Shardik – Shardik

[Tzadik, 2017]

Intro: Dimitris Kaltsas
Translation: V. Christodoulou, D. Kaltsas
13 / 12 / 2017

Matt Hollenberg is one of the most active and interesting avant-prog / metal guitar players today. Known by Cleric and Cetus, and especially by John Zorn’s Simulacrum, where alongside John Medeski and Kenny Grohowski they have given us great albums such as Simulacrum and The Painted Bird. A few months ago we had written about the Sarattma project, which surprised us positively with Inner Spaces, as well as the John Frum debut album.

This time, Hollenberg returns with Shardik after working on the composition of the self-titled debut for more than a year. Here he collaborates with two old bandmates of his: Matt Buckley (drums, percussion) of Cetus and Nick Schellenberger (bass, synths) of Cleric. Shardik themselves describe their music as a dynamic mix of avant-garde classical, free jazz, dissonant math metal, ambient and world music.
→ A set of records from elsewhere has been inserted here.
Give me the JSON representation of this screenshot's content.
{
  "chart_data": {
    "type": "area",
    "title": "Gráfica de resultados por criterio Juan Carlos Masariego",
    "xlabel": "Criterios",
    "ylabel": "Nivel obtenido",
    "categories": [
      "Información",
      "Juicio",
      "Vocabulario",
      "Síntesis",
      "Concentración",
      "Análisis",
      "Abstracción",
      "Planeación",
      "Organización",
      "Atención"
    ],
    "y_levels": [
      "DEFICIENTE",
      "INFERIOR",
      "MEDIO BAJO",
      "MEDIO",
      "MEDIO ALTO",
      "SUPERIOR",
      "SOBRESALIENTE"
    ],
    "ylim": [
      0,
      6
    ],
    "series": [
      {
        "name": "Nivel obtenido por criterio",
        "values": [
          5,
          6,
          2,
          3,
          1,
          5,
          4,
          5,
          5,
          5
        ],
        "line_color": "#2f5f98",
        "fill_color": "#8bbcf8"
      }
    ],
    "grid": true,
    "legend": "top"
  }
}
When honesty requires talent

The debut of Shardik was a delightful challenge way before I listened to it for the first time. Till this day, Matt Hollenberg’s career includes only unpredictable, bold, anything but commercial choices, with productive experimentation as the sole criterion of artistic direction, as he and his bandmates decide. After the first and the many dozen hearings that followed it, the verification was not surprising, but the quality of the album surpassed every personal expectation.

From the first second of It Is What It Isn’t until the closing of La douleur exquise it is unmistakably clear that Shardik is an aggressive avant-prog album, with metal, jazz, ambient and world elements enriching the sound of the trio, and ultimately forming a fascinating story without words. The narrative spirit of Hollenberg’s music is certainly not a surprise; it is just that here he has the absolute leading role, so his compositional and guitar skills are in full display. The chemistry with Buckley and Schellenberger is perfect as expected, and both musicians contribute considerably, given the heavily math-centric nature of the tracks and their ever changing rhythms. Especially Buckley’s percussions enrich the result, acting as an oriental spice in the recipe, while Schellenberger’s synths reduce further the sonic pH, making Hollenberg’s melodies sound even more charmingly mysterious.

It is extremely difficult to pick highlights here. As distinct as they may be, the compositions are equally equivocal and form a continuum of a coherent whole. It Is What It Isn’t, Past Lives, The Great Attractor and La douleur exquise may stand out just a bit, as well as and the most extreme piece here, Vorga T: 1339, which is sprinkled by Zorn’s spirit (after writing this I already think the splendid Inner Dimensions, Faustian Bargain and No Arrival are misjudged). If there is a disadvantage in this album, this is no more than its rough character, which may surprise some, but the truth is that it is not addressed to the average progster or metalhead. There are no hooks here, not even a single catchy riff, a melody to whistle… nothing of that sort. Fair enough -someone would say- though I suspect that at some later hearing this music could impress even an ‘outsider’.

The similarities with the composer’s past are there, fortunately. The psychedelic nature of his dissonant playing, the sharp metal riffs, the math temperament, the jazz appeal and the dominant avant-garde character are reminiscent of his past performances, but beyond instant déjà vu, Shardik is a field of exclusively pleasant surprises. And of course, that is because Hollenberg is an all around and very bold guitarist. With zero show off, he drives the sound of his guitar to the edge, eventually achieving a magnificent flow of thick, melodious and noisy sound, without hiding at any point. And this is not a figure of speech, but rather the essence of the expression of a hyper-talented musician who deserves to be known by all lovers of this kind of music (at least). Listening to the debut of Shardik, the last impression was how wild Hollenberg’s playing is and how rare it is today in rock and metal in general… How this genuine expressive explosiveness has disappeared behind post-rock / metal conventions, prog self-discipline, metal stereotypes, repented tattoos and unnecessary sound effects… How easily everyone gets an alibi and how funny they all seem when you listen to what this guy does.

8 / 10

Dimitris Kaltsas


2nd opinion


Matt Hollenberg has – I reckon – reached the transhuman, transcendental composition he admires in John Zorn. Shardik adheres to the teachings of acts like Painkiller or Naked City, combined with the recent tendencies of Zorn’s Simulacrum. The latter is where I first heard Matt’s extraordinary guitar playing. Consistent with these, the album alternates from ultra heavy frenetic math-rock grooves to ambient soundscapes to middle-eastern-fused melodic patterns and lab-fueled dissonance. Assisted by Matt Buckley and Nick Schellenberger on drums / percussion and bass / synths respectively, Matt Hollenberg in creating a dystopian world of organized chaos with an organic trio as his interpreter of choice. The compositions are engaging, although they may take some time to get used to and I absolutely love the calculated and at-times-frippian guitar work. Matt is a guitar beast of his own and along with his musical companions they redefine the role of the power trio in 2017.